Olasılıklar üzerinde çalışmalar yaparlar, öngörülerde bulunurlar, hazırlanırlar.

 

İnsanları, toplumları ve yurtları, vatanları/ülkeleri koruma çok ama çok yönlüdür, asla sınırlı/kısıtlı değildir; eğer olursa, “koruma” gerçekleşmez.

 

“Korunmanın”, “korumanın” da sayısız aracı, kurumu, kuruluşu vardır.

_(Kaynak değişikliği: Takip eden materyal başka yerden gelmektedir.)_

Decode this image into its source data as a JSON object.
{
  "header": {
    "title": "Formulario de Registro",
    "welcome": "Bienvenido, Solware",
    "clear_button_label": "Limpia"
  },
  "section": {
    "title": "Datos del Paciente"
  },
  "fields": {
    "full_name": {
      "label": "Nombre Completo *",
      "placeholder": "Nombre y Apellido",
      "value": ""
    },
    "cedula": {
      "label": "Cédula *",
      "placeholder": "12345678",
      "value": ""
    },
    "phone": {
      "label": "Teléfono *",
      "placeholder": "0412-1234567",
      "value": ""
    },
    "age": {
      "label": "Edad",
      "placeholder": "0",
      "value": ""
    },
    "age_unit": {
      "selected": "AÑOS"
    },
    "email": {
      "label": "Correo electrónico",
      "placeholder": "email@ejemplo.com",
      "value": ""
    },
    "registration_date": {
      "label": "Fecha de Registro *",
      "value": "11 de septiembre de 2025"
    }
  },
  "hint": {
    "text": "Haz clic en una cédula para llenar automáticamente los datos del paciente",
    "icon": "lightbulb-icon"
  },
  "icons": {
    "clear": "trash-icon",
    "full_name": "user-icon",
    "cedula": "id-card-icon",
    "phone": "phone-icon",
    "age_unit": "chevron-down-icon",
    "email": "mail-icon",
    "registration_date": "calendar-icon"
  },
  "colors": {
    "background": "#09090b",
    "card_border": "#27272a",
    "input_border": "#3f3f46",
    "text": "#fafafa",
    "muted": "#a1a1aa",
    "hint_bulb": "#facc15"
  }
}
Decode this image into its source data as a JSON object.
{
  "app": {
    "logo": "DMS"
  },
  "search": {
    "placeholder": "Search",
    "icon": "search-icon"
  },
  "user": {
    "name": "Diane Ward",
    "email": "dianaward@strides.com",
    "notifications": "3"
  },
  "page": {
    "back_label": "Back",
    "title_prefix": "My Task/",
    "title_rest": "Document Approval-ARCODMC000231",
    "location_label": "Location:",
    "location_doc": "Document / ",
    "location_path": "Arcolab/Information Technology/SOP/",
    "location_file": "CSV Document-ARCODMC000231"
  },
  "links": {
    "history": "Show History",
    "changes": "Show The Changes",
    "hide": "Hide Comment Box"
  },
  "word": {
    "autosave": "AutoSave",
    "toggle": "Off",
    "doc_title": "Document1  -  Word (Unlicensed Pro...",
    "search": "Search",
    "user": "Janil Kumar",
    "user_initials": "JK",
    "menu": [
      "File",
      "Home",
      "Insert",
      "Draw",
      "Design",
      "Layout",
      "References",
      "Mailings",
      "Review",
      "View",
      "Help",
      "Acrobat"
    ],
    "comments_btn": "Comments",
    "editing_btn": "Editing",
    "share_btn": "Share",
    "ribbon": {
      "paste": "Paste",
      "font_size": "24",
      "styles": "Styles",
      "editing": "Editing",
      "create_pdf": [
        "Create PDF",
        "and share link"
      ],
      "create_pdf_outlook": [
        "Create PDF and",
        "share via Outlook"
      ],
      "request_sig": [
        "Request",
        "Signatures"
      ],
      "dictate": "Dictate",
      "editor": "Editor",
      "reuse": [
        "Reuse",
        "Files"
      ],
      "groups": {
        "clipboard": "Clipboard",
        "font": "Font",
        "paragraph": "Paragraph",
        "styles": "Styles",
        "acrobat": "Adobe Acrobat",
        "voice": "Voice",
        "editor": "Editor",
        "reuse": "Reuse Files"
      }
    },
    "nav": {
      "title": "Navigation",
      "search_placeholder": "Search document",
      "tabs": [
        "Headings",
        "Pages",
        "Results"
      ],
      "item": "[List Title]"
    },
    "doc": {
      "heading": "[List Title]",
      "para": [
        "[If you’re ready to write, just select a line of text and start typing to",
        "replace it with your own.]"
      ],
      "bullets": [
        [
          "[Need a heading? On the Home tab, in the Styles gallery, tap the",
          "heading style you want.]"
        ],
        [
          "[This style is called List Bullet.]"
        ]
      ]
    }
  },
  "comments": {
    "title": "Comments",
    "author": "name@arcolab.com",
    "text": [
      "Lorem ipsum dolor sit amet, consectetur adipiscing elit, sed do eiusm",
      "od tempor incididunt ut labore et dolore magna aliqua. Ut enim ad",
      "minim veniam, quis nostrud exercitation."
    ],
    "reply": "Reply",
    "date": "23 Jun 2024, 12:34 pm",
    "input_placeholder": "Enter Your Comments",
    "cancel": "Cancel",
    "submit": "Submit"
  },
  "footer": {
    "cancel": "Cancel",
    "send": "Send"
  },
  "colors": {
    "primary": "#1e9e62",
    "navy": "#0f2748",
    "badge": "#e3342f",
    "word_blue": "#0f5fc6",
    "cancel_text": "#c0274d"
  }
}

Onlardan biri, AFAT gibi –bilerek, bilmeyerek- yapılanırsa/yapılandırılırsa, sonuç “korunmak”, “korumak” olmaktan çıkar.

 

Ülkeleri ve toplumları koruyan yapıları, kurum ve kuruluşları tek tek irdelemeyelim, içlerinden birini ele alalım.

Örneğin “Askeri oluşum”u.

 

Bu oluşumun, belirgin özelliklerinden biri, “ölüm”, ağır, orta, hafif “yaralanma” gibi olaylarının yüksek oranlarda olmasıdır.

Yani…

Askeri oluşumlarda, kurum ve kuruluşlarda çalışanların/çalışacakların, işlerinin “ölümcül derecede riskli” olduğunu bilmeleri, kavramaları ve kabullenmeleri gerekir.

Gerekir ki…

“Ölüm riski”ni, “ölme korkusu”nu ruhundan, bedeninden söküp atsın, canını vermekte ikileme düşmesin, isteyerek versin.

 

Bu da, eğitimle olur.

 

Eğer…

Buralara –askeri oluşumlara- eş, dost, hısım, akraba, tanıdık vb, formalite sınavlarla yerleştirilirlerse, onların, vurgulanan eğitimi almaları, alabilmeleri olanaksızdır.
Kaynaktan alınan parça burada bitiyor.